Tom Sachs (USA) — born in New York — created ‘Ryakubon2.0’ for TRUNK(HOUSE). Best known for his modernist influences and work with design icons, Sachs’ collections can be found in the permanent collections of many world-leading galleries.
This new artwork embodies ryakubon temae (a short-cut course of the tea ceremony) and is Sachs’ personal homage to the revered art of Japanese tea ceremonies. Trunk(House) offers tea ceremonies performed using this work.
Alex Dodge’s (USA) ‘Hide and Seek’ hangs above the bed, coloring the pared-down space with its presence. Inspired by a ryotei (a type of luxurious Japanese restaurant) on Kakurenbo Yokocho (Hide-and-Seek Alley), the work was conceived as a nod to the local area’s past.

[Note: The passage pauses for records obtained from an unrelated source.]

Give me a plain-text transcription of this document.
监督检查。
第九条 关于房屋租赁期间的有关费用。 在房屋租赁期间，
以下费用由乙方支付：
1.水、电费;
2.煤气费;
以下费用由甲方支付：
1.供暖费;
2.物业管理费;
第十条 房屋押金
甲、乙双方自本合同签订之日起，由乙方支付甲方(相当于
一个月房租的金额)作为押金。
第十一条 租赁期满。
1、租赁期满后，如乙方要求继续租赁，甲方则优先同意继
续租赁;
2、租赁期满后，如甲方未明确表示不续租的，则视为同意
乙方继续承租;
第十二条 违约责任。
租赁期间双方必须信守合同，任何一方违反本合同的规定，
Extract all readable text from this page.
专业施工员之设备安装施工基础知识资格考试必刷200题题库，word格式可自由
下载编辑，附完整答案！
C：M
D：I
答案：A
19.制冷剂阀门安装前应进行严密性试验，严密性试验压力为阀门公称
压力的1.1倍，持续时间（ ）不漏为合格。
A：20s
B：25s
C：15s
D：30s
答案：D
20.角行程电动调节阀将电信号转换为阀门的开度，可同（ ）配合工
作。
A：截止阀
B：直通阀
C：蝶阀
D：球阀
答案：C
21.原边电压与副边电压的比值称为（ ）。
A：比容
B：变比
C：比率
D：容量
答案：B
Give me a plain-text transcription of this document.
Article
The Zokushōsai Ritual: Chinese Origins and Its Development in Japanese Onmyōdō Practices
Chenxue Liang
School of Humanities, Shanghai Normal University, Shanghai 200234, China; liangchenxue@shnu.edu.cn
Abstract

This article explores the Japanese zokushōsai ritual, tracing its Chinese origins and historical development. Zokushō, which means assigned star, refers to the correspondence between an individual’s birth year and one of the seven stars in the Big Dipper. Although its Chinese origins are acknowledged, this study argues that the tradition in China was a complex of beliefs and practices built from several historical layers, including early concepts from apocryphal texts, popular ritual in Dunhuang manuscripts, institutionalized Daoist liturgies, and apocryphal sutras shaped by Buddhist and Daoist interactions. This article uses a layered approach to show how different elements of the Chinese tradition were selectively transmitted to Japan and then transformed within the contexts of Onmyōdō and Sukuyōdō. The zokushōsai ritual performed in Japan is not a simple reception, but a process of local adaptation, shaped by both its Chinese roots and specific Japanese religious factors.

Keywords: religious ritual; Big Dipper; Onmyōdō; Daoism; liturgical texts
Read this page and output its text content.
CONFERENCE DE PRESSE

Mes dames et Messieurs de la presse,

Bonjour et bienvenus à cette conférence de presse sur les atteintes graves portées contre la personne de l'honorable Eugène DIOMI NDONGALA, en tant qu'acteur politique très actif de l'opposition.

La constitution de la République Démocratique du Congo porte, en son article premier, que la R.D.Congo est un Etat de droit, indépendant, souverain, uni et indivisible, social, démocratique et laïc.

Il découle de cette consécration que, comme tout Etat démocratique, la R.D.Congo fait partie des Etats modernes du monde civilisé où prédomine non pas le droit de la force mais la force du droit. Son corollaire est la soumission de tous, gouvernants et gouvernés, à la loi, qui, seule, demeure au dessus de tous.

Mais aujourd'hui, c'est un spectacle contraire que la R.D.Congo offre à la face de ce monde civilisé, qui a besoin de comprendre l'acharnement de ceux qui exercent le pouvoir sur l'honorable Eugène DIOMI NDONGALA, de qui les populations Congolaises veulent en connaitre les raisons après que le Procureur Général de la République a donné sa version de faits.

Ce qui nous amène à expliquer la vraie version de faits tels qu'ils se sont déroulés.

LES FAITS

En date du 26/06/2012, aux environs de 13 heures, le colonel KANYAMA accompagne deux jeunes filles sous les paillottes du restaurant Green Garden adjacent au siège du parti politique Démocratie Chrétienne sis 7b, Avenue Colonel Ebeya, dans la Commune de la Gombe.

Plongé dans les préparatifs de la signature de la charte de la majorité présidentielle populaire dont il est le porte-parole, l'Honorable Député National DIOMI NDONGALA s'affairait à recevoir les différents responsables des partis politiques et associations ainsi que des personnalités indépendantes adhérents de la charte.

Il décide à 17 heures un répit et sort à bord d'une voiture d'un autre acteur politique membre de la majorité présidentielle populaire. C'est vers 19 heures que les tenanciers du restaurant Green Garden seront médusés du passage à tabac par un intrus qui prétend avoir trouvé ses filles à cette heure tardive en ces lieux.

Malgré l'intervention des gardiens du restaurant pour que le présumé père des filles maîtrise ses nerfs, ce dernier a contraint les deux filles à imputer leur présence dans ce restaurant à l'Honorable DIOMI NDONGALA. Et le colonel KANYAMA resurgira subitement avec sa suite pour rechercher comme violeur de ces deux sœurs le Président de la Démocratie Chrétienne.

A homage to Japanese public baths that used to be found in every town ofJapan, Masumi Ishikawa’s (Japan) ‘Scenic Tour of Tokyo: Then and Now’ adorns the tiled wall overlooking TRUNK(HOUSE)’s the bathing area. Ishikawa’s commission heavily references ukiyo-e (meaning “pictures of the floating world”), a genre of Japanese art that flourished from the 17th through the 19thcenturies.
Its artists produced woodblock prints and paintings of such subjects as the female form; kabuki actors and sumo wrestlers; scenes from history and folk tales; travel scenes and landscapes; flora and fauna; and shunga erotica.
Several of Keiko Masmuoto’s (Japan) works can also be found throughout TRUNK(HOUSE). Masumoto’s work largely concerns itself with the idea of ‘a dish that is not a dish’. She creates dynamic decorative art that references historic cultural aspects of the local area of Kagurazaka.
For example, a pot modeled after the shamisen (Japanese guitar) which was found in the building before renovation; a pot inspired by tabby cats, which were closely associated with the area; and a hanging flower vase, a common motif of geisha.
GELCHOP’s (Japan) ‘Karma Camellia’ greets guests as they enter through the wooden doors that open into TRUNK(HOUSE), initiating the act of transportation to another place. Formed in 2000, GELCHOP is a 3D plastic art group comprising Ryota Morikawa, Tetsuya Ozawa, and Ryohei Takahashi. GELCHOP sees ‘Karma Camellia’ as a reminder to forget life’s daily struggles.
Chiaki Hirano’s (Japan) artwork is created through a unique technique that utilizes paper and a cutter knife. Through this technique, he created ‘TOKYOCOMPLEX – KagurazakaUsing’ for TRUNK(HOUSE): which overlaps black and white imagery of old houses, aerial photos, and machine parts.
The combination of apparently unrelated images creates a striking collage –perhaps mirroring the many aspects that come together to make Tokyo.
Heavogon Studio (Japan) is an art studio led by Reo Taniwha. The studio promotes and specializes in creating modern stained glass: with ‘Mt. Fuji’ and ‘Smoking Frog’ created and housed in TRUNK(HOUSE).
Whilst the glass used in these two pieces were sourced from the USA, France and the UK: the pieces are heavily inspired by Japanese iconography.